Yazıya başladım.
Birkaç cümle yazdıktan sonra yazdıklarımdan memnun kalmamış olacağım ki sildim, yeni baştan yazmaya çalıştım.
Gerekçe ‘ciddi bir yazı’ olmaması
Toplum olarak ciddiliğe bayılıyoruz.
Ciddi olsun da ne olursa olsun.
Ciddi olmayanları kaale almayız. Bize ciddi söz, ciddi tavır, mümkünse ciddi kişilik olacak.
Ciddi olmadığı zaman, biz de onu ciddiye almayız.
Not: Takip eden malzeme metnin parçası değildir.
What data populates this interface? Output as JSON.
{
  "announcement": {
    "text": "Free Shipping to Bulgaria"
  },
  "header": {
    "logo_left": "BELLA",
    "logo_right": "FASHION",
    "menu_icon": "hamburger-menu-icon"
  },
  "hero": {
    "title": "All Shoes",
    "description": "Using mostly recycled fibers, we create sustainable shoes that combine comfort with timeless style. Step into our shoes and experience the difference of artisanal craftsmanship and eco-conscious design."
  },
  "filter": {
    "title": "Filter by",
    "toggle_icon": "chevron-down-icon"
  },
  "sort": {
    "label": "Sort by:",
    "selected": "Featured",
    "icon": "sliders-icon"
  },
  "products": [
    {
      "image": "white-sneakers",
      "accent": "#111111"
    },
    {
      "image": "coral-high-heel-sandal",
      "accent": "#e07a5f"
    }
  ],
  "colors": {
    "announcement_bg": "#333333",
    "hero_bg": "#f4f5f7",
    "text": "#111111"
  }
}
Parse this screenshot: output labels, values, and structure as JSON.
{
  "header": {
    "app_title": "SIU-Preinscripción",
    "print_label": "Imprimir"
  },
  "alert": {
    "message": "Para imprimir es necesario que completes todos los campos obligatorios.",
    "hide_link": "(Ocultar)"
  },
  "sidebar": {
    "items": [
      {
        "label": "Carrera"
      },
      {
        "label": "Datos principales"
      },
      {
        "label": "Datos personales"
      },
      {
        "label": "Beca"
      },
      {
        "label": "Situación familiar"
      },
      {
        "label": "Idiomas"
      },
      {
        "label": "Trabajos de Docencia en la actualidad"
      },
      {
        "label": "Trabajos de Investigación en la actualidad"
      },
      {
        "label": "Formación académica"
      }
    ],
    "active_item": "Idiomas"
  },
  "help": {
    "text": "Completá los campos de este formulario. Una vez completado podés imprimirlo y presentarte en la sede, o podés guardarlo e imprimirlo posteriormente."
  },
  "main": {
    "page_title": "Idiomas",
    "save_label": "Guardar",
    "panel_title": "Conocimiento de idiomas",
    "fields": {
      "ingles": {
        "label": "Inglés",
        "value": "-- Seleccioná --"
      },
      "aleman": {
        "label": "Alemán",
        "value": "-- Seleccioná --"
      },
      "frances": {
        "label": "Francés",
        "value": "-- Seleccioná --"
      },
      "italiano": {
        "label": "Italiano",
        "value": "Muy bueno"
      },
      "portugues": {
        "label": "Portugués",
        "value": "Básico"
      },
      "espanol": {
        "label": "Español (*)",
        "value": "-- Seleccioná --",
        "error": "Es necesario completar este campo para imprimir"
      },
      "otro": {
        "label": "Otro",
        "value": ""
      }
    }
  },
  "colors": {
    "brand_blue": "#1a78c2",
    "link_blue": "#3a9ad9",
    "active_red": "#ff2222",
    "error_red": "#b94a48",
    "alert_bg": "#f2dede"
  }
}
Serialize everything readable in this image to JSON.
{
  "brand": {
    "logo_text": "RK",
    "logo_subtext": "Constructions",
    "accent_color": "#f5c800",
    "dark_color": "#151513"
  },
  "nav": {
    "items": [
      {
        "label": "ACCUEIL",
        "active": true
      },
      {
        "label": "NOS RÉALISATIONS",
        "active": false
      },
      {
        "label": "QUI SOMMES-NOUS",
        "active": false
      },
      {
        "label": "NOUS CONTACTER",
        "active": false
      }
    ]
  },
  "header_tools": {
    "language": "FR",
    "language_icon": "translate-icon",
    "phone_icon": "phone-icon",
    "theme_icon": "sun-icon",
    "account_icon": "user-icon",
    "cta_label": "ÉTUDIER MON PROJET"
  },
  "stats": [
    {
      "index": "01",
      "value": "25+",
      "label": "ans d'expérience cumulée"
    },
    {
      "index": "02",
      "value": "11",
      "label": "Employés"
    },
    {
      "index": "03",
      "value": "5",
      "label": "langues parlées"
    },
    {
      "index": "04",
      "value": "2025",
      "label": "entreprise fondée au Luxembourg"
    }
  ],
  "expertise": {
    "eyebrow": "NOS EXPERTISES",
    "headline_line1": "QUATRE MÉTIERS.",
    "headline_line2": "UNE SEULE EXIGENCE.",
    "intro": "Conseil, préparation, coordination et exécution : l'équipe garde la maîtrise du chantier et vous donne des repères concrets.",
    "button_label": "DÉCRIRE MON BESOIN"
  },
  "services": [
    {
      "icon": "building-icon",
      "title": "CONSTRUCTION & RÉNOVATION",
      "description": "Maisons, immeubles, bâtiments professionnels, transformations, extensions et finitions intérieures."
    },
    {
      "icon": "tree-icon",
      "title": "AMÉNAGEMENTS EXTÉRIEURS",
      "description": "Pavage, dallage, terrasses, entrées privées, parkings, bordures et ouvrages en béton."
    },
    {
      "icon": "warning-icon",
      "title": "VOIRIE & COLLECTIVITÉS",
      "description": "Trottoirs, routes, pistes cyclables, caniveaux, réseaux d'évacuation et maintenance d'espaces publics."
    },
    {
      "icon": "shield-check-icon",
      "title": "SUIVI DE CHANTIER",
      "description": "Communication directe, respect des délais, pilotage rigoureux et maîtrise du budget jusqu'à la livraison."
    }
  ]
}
Sanki ‘ciddi olmayan’ tavırlar bize göre değil.
Ciddi konuşacak.
Ciddi duracak.
Pek az gülecek, mümkünse hiç gülmeyecek.
Ortada komik bir şey olduğu zaman ise gülmemek için kendini sıkacak, başaramazsa ufak bir tebessümle işi geçiştirecek.
Ya tersi olursa…
Hayır!
Olamaması gerekir, olamaz.
Yapılan gözlemler bize bu konuda çok fazla umut vermiyor. Bu kadar ciddiliği seven bir toplum olmamıza rağmen ne ciddiliği, ne de tabir-i caizse ‘sululuğu’ başarabiliyoruz.
Her ikisinde de yarım
Her ikisinde de başarısızız.
Yani ne olduğumuz gibi ne de göründüğümüz gibi olmayı tam anlamıyla başarmış değiliz.
Güzel düşünüyor
Güzel söylüyor
Uygulamaya geldiğimizde ise düşündüklerimiz ve söylediklerimizin dışında şeyler yapıyoruz.
Demek ki bu da bir özellik
Bu da ayrı bir yapı
Bu bizim farklılığımız.
Diğer milletlerle ‘farklı dünyalarımız’ var. Dünyanın hangi ülkesine giderseniz gidin, onların bize benzemediklerini, bizden farklı olduklarını göreceksiniz.
İnsanlar makine
Robot
Ya da akıllı telefon gibi ‘ruhtan’ sıyrılmış ya da hiç ruhu olmamış gibi halleri var.
Bize hiç benzemiyorlar.
Korkalım mı?
Elbette hayır!
Duygusal olmak, hassas olmak, esnek olmak bizi biz yapan özelliklerdir.